Мы подъехали к Варшавскому вокзалу, но остановились не у главного подъезда, а у ворот, ведущих прямо на подъездные пути. Здесь во время войны грузились, обычно в сумерках, отходящие на фронт эшелоны запасных частей, гремела духовая музыка, перекатывалось «ура», разливались разудалые песни, заглушавшие тихие, подавленные всхлипыванья. Но теперь ни один паровозный свисток не разрывал молочный морозный воздух. Вокзал и полотно кажутся вымершими, хотя все пути загромождены пустыми неподвижными вагонами, теплушками, цистернами и платформами. С трудом пробирались мы по огромному железнодорожному кладбищу, пока нам не попался безногий инвалид в солдатской форме с Георгиевской медалью на груди.
— Где здесь стоит поезд Пуришкевича? — спросил его Гумилев.
— — Так точно, ваше высокоблагородие! — гаркнул инвалид, взяв под козырек. — Так что, дозвольте провести.
И, не дожидаясь согласия, инвалид, переваливаясь, как Ванька-встанька, стуча деревяшками, юркнул под колеса вагона. Он ковылял так быстро, что мы едва поспевали и нагнали его только перед составом из нескольких вагонов без паровоза.
— Спасибо тебе, братец, — поблагодарил Гумилев и сунул ему в руку скомканную ассигнацию.
— Рад стараться, ваше высокоблагородие! — гаркнул инвалид и исчез под колесами.

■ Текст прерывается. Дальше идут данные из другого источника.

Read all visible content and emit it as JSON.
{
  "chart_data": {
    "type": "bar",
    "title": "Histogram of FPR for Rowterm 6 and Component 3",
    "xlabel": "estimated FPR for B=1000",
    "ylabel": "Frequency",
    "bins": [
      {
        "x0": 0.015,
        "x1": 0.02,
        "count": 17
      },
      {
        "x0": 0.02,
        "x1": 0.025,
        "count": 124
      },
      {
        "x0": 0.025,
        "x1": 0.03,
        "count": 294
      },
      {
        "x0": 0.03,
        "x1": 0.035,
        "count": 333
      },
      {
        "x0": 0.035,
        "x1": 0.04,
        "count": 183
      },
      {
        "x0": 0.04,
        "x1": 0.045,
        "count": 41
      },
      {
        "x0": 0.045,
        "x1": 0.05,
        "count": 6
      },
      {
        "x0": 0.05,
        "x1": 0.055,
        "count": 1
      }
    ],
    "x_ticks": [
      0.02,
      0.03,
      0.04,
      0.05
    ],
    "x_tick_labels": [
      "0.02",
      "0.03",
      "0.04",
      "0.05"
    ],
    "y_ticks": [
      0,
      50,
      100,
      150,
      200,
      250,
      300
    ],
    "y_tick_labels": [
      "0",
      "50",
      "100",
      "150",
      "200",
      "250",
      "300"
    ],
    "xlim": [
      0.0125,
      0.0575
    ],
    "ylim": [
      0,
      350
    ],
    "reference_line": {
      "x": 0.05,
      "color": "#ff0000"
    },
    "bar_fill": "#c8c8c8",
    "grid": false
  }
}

Эльга постучала стеком в одно из окон. Занавеска слегка приподнялась, и в стекле показалось усатое одутловатое лицо. На площадку вышел рослый грузный военный в форме врача и открыл нам дверцу.
— Что вам угодно? Владимир Митрофанович занят и никого не принимает.

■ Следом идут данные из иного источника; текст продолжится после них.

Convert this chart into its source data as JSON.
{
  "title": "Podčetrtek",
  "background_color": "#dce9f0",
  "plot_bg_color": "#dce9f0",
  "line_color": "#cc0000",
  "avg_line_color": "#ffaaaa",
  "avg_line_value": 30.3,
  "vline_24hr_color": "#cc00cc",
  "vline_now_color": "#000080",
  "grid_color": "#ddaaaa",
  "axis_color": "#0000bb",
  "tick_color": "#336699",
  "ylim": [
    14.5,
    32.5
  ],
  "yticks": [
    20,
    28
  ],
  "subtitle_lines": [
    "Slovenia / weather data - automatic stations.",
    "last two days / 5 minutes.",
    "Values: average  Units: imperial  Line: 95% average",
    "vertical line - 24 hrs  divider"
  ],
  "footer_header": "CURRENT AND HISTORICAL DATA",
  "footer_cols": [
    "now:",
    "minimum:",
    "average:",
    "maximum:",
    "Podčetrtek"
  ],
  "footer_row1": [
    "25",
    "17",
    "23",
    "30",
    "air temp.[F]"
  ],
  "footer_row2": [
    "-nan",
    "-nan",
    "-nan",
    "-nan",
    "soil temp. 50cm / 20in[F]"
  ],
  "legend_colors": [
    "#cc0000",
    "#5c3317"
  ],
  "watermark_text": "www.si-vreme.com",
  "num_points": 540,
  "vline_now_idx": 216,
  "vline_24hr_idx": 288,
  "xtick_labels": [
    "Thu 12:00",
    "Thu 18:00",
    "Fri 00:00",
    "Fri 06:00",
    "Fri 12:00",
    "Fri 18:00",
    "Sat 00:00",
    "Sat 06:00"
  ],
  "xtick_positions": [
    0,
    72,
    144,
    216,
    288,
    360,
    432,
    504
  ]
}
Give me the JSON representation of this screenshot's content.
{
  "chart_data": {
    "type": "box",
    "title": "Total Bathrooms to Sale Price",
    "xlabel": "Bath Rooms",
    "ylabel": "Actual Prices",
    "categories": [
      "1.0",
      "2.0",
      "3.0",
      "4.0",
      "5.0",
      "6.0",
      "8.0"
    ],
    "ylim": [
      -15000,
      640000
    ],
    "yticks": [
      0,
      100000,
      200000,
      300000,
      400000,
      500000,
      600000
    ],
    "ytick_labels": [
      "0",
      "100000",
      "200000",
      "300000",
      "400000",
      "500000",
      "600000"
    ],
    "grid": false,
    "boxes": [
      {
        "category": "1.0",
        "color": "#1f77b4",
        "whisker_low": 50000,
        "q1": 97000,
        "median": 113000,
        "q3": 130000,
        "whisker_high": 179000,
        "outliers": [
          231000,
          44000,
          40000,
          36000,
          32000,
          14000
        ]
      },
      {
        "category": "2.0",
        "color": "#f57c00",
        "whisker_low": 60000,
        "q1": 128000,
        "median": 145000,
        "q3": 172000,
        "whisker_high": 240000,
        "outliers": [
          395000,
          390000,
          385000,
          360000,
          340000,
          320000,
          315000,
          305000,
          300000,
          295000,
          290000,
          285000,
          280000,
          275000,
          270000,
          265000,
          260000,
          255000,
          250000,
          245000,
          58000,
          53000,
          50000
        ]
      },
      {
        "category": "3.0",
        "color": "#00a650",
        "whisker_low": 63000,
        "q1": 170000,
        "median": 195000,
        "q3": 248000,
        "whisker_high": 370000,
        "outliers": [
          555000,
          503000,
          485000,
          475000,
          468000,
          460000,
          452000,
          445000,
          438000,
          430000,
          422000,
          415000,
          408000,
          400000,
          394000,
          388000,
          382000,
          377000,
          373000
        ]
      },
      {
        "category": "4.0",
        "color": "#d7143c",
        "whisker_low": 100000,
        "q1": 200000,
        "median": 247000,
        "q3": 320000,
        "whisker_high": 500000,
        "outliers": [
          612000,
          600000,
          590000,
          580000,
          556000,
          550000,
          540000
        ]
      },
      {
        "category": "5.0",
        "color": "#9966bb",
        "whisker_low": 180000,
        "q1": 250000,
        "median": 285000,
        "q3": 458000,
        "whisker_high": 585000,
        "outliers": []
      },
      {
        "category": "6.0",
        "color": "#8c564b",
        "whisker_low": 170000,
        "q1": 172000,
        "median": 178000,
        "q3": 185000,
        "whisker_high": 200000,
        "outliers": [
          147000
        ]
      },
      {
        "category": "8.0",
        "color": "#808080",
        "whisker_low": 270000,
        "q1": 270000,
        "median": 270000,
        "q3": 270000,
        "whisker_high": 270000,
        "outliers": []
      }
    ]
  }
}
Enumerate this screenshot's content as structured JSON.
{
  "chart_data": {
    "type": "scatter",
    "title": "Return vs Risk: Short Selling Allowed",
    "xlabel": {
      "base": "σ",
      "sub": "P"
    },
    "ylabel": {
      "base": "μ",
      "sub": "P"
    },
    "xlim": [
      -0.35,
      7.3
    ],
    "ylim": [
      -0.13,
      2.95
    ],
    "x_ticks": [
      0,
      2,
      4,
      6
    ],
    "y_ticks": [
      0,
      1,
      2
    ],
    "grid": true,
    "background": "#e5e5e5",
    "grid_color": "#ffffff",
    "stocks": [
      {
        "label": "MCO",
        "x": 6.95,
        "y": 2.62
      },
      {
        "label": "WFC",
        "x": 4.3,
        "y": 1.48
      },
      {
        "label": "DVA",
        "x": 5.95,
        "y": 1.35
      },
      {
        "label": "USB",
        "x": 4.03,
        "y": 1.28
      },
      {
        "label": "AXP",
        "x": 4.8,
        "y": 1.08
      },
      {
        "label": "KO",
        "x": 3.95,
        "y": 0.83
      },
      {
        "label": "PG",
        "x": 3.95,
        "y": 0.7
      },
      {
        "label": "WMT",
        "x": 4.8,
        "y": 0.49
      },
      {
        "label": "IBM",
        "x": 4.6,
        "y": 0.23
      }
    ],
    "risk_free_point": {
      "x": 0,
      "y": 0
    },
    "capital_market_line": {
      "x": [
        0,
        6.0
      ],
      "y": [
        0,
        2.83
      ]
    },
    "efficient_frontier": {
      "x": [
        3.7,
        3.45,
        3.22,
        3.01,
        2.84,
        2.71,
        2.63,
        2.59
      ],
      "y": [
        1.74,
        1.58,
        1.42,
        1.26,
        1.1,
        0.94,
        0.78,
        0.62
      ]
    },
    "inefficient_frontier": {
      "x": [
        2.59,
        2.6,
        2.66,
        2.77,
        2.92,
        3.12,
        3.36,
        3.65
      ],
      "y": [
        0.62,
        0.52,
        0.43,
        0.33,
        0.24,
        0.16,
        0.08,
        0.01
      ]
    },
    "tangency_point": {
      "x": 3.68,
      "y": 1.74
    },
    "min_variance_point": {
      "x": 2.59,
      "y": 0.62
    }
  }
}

— Владимир Митрофанович сам назначил нам время приема на сегодня в десять часов утра. Разрешите с вами познакомиться. Ведь вы доктор Лазаверт? Тот самый... [42]
— Да, тот самый, — угрюмо буркнул доктор, помогая все же Эльге взобраться на площадку и пропуская нас в вагон. — Не засиживайтесь только у Владимира Митрофановича больше десяти минут. Он всю ночь работал и, кроме того, еще не совсем поправился после тифа и быстро утомляется.
Несмотря на день, все окна в вагоне плотно занавешены и свет зажжен. Вагон — бывший международный, с остатками былой роскоши, сильно потускневший и поизносившийся. Доктор Лазаверт, постучавшись, открыл дверцу одного из купе. Навстречу нам с дивана поднялся Пуришкевич — я сразу узнал его, хотя раньше видел только на карикатурах. Он галантно поцеловал руку Эльге и поздоровался за руку с Гумилевым и со мной.
— Садитесь, господа, садитесь. Предупреждаю, я очень занят и могу уделить вам не более десяти минут. А потому сразу к делу.
— Мы явились к вам, Владимир Митрофанович, по поручению Петроградской боевой организации, — начала Эльга.
— Таганцевской? — перебил Пуришкевич. — Знаю, знаю.
Я не столько слушал разговор, сколько с любопытством рассматривал Пуришкевича. Он напоминал мне несколько Кульбина: тот же голый пергаментный череп и желтое, как у мумии, накрашенное румянцем, похожее на обезьянье, подвижное лицо. Одет он в походную форму и старается держаться по-военному сдержанно, но сквозь деланную выправку и собранность движений часто прорывается нервная торопливость и горячность, как у человека с повышенной температурой. Говорит он резким осипшим голосом, как военный, которому много приходилось кричать на морозе.